Rolex Submariner Watches
A quarter-mile offshore and 80 feet below the surface of Lake Superior, my friend, Chris, and I found the Madeira’s pilothouse — standing upright, its compass binnacle still intact, belying the violence of the ship’s demise. The rest of the wreck is strewn over an acre of lakebed — twisted bollards, winches torn free and the bow facing upright, its nose only 40 feet below the surface. November has always been a cruel month for sailors on Lake Superior, but November of 1905 was perhaps the worst since the big lake was opened to navigation in 1855. Seventy-eight lives were lost and 19 ships sunk in storms that month, including the infamous “Mataafa Blow”, which packed 60mph winds and sank a dozen ships. It was during this storm that the 436-foot steel schooner barge, Madeira, was driven against Gold Rock cliff on Superior’s rugged North Shore. Battered by short-frequency freshwater waves, Madeira quickly filled and sank, and her bones were scattered at the base of the cliff by ice and wave action over the ensuing decades. It is fitting, then, that on a chilly November morning, over a century later, I found myself exploring this historic wreck site, with an equally historic dive watch strapped to my wrist: the Rolex Submariner.
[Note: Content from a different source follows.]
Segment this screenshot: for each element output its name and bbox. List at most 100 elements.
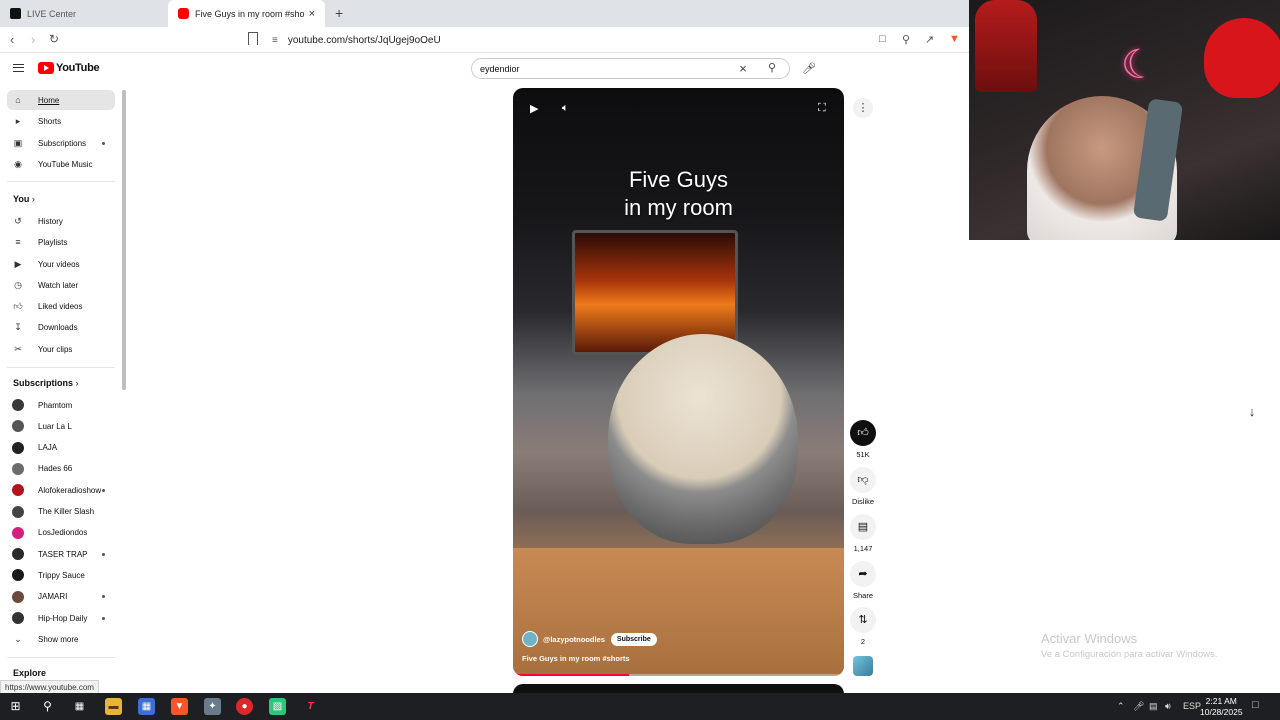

How does one review arguably the most ubiquitous, copied, clichéd and iconic watch ever made? It’s not easy, and it’s slightly intimidating. There is little about the Rolex Submariner that hasn’t already been written — its legendary use for exploration and combat, its famous wearers, its durable and accurate movement. But as hard as I searched, I couldn’t find any hands-on reviews of the watch being used as it was intended. So, I went back to its roots and took it diving. And there, underwater, despite its nearly 60-year-old design, the Submariner still fared well and seemed right at home.
The Submariner has evolved at roughly the same pace as another well-known denizen of the deep: the shark. And the specific reference I tested, the “No Date” 14060M, is perhaps the purest example. With no ceramic bezel insert, no Glidelock clasp, no Chromalight lume, not even solid bracelet links, the 14060M Submariner is a dinosaur, a relic from the past. Strapping on this watch for a dive is like stepping into a time machine and being transported back to the mid-1950s, a time when sport diving was in its infancy and dive watches were built to be instruments, not fashion statements. It was during this era, in 1955 specifically, that members of the Frigid Frogs diving club from Duluth, Minnesota, first explored the wreck of the Madeira.